Durante il confronto è stato ribadito come la prevenzione rappresenti uno dei pilastri per affrontare le sfide sanitarie dei prossimi decenni. Negli ultimi anni si è registrato infatti un aumento significativo delle cosiddette malattie non trasmissibili, tra cui patologie cardiovascolari, diabete di tipo 2, tumori e disturbi neurodegenerativi.
Molti di questi problemi di salute sono strettamente legati a stili di vita scorretti, come alimentazione sbilanciata, sedentarietà e cattive abitudini quotidiane. In questo contesto l’alimentazione assume un ruolo centrale, diventando non solo una necessità fisiologica ma una vera determinante di salute pubblica.
Secondo numerose ricerche scientifiche, un regime alimentare equilibrato ispirato alla dieta mediterranea può contribuire in modo significativo alla prevenzione delle principali patologie croniche. Questo modello nutrizionale si basa su consumo regolare di frutta, verdura, cereali integrali, legumi e olio d’oliva, con un apporto moderato di proteine animali e un’attenzione particolare alla qualità degli alimenti. Gli esperti sottolineano sempre più spesso che l’alimentazione può essere considerata una sorta di “medicina quotidiana”, capace di influenzare positivamente il benessere fisico e mentale lungo tutto l’arco della vita.

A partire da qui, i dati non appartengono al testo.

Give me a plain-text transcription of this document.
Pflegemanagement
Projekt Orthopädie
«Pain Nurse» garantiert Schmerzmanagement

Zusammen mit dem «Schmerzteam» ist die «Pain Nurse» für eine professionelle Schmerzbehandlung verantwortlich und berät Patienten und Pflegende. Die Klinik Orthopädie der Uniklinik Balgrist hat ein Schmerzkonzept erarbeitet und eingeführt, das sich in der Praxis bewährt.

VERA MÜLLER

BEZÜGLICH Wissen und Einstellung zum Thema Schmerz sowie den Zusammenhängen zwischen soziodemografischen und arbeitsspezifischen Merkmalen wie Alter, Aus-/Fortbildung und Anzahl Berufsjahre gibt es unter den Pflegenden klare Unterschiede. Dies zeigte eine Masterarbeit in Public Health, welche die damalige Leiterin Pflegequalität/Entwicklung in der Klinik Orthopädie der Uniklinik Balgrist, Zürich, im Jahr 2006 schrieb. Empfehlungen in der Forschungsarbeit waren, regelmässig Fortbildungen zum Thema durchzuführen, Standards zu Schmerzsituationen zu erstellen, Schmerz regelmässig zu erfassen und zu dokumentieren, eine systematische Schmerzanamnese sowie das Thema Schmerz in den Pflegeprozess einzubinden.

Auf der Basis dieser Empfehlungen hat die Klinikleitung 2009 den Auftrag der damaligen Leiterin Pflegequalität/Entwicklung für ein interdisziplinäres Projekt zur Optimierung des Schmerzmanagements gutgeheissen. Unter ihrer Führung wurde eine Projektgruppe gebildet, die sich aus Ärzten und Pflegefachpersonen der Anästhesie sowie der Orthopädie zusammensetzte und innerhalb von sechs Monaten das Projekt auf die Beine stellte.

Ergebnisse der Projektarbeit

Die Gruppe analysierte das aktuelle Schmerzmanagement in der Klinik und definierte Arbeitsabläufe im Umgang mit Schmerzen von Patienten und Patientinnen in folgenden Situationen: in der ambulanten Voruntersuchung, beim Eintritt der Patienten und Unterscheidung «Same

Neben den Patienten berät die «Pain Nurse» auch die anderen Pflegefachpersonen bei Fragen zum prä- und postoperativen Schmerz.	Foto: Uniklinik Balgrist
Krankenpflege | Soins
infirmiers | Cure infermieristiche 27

Il presidente dell’Ordine dei medici di Roma Antonio Magi ha evidenziato come il Servizio sanitario nazionale rappresenti una risorsa fondamentale per il Paese e come la sua sostenibilità dipenda anche dalla capacità di prevenire le malattie evitabili. Ridurre l’incidenza delle patologie croniche significa infatti limitare i costi legati alle cure e ai trattamenti farmacologici, preservando l’efficienza del sistema sanitario.

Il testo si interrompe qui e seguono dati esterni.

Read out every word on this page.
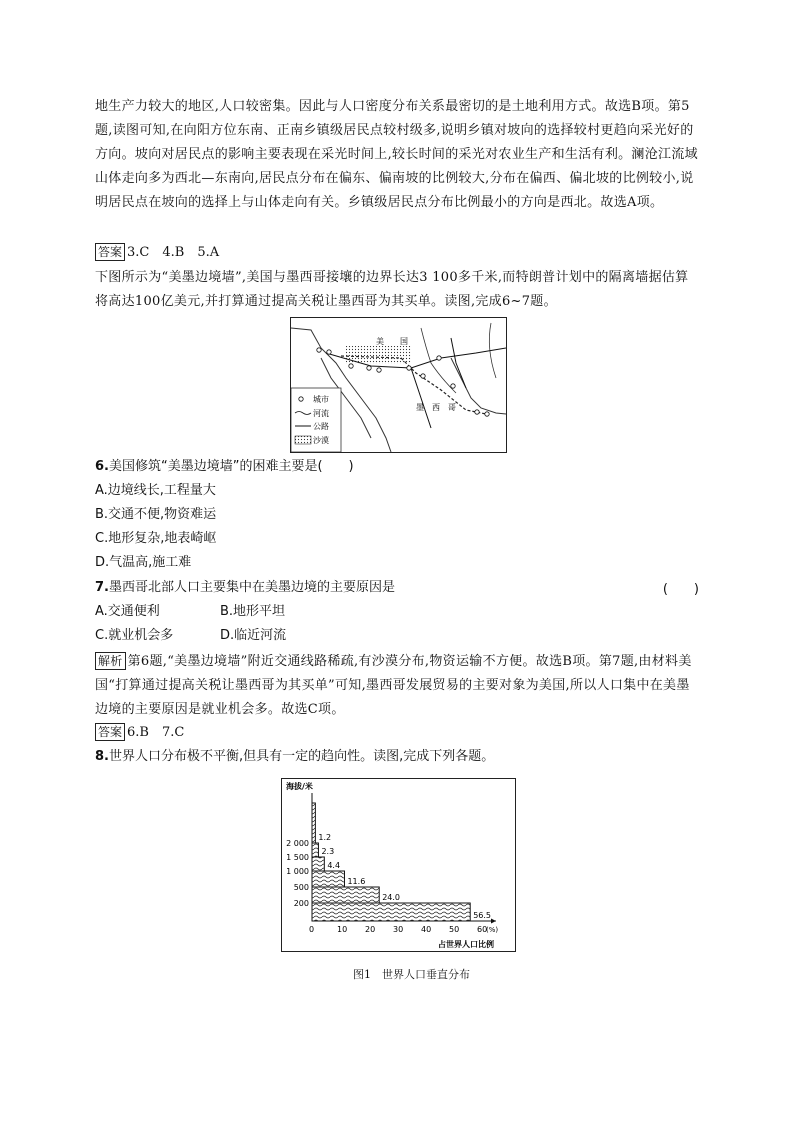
地生产力较大的地区,人口较密集。因此与人口密度分布关系最密切的是土地利用方式。故选B项。第5题,读图可知,在向阳方位东南、正南乡镇级居民点较村级多,说明乡镇对坡向的选择较村更趋向采光好的方向。坡向对居民点的影响主要表现在采光时间上,较长时间的采光对农业生产和生活有利。澜沧江流域山体走向多为西北—东南向,居民点分布在偏东、偏南坡的比例较大,分布在偏西、偏北坡的比例较小,说明居民点在坡向的选择上与山体走向有关。乡镇级居民点分布比例最小的方向是西北。故选A项。
答案 3.C　4.B　5.A
下图所示为“美墨边境墙”,美国与墨西哥接壤的边界长达3 100多千米,而特朗普计划中的隔离墙据估算将高达100亿美元,并打算通过提高关税让墨西哥为其买单。读图,完成6~7题。
美　　国
墨　西　哥
城市
河流
公路
沙漠
6.美国修筑“美墨边境墙”的困难主要是(　　)
A.边境线长,工程量大
B.交通不便,物资难运
C.地形复杂,地表崎岖
D.气温高,施工难
7.墨西哥北部人口主要集中在美墨边境的主要原因是	(　　)
A.交通便利	B.地形平坦
C.就业机会多	D.临近河流
解析 第6题,“美墨边境墙”附近交通线路稀疏,有沙漠分布,物资运输不方便。故选B项。第7题,由材料美国“打算通过提高关税让墨西哥为其买单”可知,墨西哥发展贸易的主要对象为美国,所以人口集中在美墨边境的主要原因是就业机会多。故选C项。
答案 6.B　7.C
8.世界人口分布极不平衡,但具有一定的趋向性。读图,完成下列各题。
海拔/米
占世界人口比例
56.5
24.0
11.6
4.4
2.3
1.2
0	10 20 30 40 50 60
(%)
200
500
1 000
1 500
2 000
图1　世界人口垂直分布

Anche Maria Grazia Tarsitano, consigliera dell’Ordine dei medici e promotrice dell’incontro, ha sottolineato l’importanza di rafforzare le iniziative dedicate all’educazione sanitaria e alla diffusione di corretti stili di vita. Secondo gli esperti, promuovere la prevenzione attraverso informazione, formazione e scelte alimentari consapevoli può produrre benefici concreti sulla salute della popolazione, migliorando al tempo stesso la qualità della vita e la sostenibilità del sistema sanitario.
In un Paese che continua a invecchiare, la vera sfida per il futuro sarà quindi passare da una sanità centrata sulla cura delle malattie a un modello che valorizzi la prevenzione, a partire proprio dall’alimentazione e dagli stili di vita quotidiani.